O quinto desenvolvimento moldou a estrutura inteira da experiência Judaica. Na
antiga Israel uma forma originalmente secular de acordo, chamado aliança, foi
tomado e transformado em uma nova forma de pensar a respeito da relação entre
Deus e humanidade, no caso de Noé, e entre Deus e uma pessoa no caso de Abraão
e os Israelitas posteriores no Monte Sinai. Uma aliança é como um casamento. É
um compromisso mútuo de lealdade e confiança entre duas ou mais pessoas, cada
um respeitando a dignidade e a integridade do outro, para trabalharem juntos e
alcançarem juntos o que não alcançariam sozinhos. E há uma coisa que mesmo Deus
não pode alcançar sozinho, que é viver dentro do coração humano. Isto precisa
de nós.
Então a palavra Hebraica emunah - erroneamente traduzida como "fé" -
realmente significa devoção, fidelidade, lealdade, firmeza, não ir embora mesmo
quando as coisas se tornam difíceis, confiando no outro e honrando a confiança
do outro em nós. O que a aliança fez, e vemos isto em quase todos os profetas,
foi compreender a relação entre nós e Deus em termos da relação entre noiva e
noivo, marido e esposa.
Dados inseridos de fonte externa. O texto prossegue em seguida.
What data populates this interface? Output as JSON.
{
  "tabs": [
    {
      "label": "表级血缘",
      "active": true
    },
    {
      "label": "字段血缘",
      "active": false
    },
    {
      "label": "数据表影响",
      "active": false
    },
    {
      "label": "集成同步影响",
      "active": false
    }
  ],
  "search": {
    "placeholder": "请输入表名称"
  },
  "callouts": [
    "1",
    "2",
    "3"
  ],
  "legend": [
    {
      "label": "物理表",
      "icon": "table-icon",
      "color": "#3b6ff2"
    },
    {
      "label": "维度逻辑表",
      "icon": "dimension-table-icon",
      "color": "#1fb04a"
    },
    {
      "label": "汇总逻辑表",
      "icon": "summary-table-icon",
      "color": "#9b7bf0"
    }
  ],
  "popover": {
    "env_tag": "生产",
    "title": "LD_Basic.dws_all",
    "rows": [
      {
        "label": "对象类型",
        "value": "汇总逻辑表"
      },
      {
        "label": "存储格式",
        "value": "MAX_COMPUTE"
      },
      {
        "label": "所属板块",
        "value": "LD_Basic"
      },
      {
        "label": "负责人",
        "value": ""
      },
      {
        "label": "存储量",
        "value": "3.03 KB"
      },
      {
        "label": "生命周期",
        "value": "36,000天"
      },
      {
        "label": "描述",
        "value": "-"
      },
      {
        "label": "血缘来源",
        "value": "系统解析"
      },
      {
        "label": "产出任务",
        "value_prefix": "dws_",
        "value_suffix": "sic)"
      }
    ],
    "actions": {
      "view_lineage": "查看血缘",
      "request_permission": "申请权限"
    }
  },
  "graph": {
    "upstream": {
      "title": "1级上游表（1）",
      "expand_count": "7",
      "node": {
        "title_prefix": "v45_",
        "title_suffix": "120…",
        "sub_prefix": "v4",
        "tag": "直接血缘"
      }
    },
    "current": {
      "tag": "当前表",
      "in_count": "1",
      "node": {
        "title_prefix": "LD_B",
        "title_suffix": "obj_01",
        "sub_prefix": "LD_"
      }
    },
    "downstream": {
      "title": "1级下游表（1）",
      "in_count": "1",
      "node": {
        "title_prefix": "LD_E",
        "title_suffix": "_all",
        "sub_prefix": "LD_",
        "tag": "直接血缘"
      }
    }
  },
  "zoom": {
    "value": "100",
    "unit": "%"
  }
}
O amor então torna-se não apenas a única base da
moralidade, mas também da teologia. No Judaísmo fé é casamento. Raramente isto
foi mais lindamente declarado do que por Oséas quando ele disse em nome de
Deus: "Eu te desposarei para sempre; Eu te desposarei com retidão e justiça,
amor e compaixão. Eu te desposarei com devoção, e você conhecerá o Senhor". Os
homens Judeus dizem estas palavras nas manhãs de cada dia e enrolamos a correia
de nosso Tefilin em torno de nosso dedo como um anel de casamento. A cada manhã
renovamos nosso casamento com Deus.
Isto conduz a uma sexta ideia bastante sutil de que verdade, beleza e bondade,
e a própria vida, não existe em nenhuma pessoa ou entidade mas no "entre", o
que Martin Buber chamou Das
Zwischenmenschliche, o interpessoal, o contraponto de falar e ouvir, dar e
receber. Através de toda a Bíblia Hebraica e da literatura rabínica, o veículo
da verdade é a conversação. Na revelação Deus fala e nos convida a ouvir. Na
prece nós falamos e pedimos que Deus ouça. Nunca há apenas uma voz. Na verdade,
algumas vezes penso que a razão de Deus ter escolhido o povo Judeu é que ele
adora um bom argumento. O Judaísmo é uma conversação composta por muitas vozes,
nunca mais apaixonadamente do que no Cântico do Cânticos, um dueto entre um
homem e uma mulher, a amada e seu amante, que o Rabino Akiva chamou de o
sagrado dos sagrados da literatura religiosa.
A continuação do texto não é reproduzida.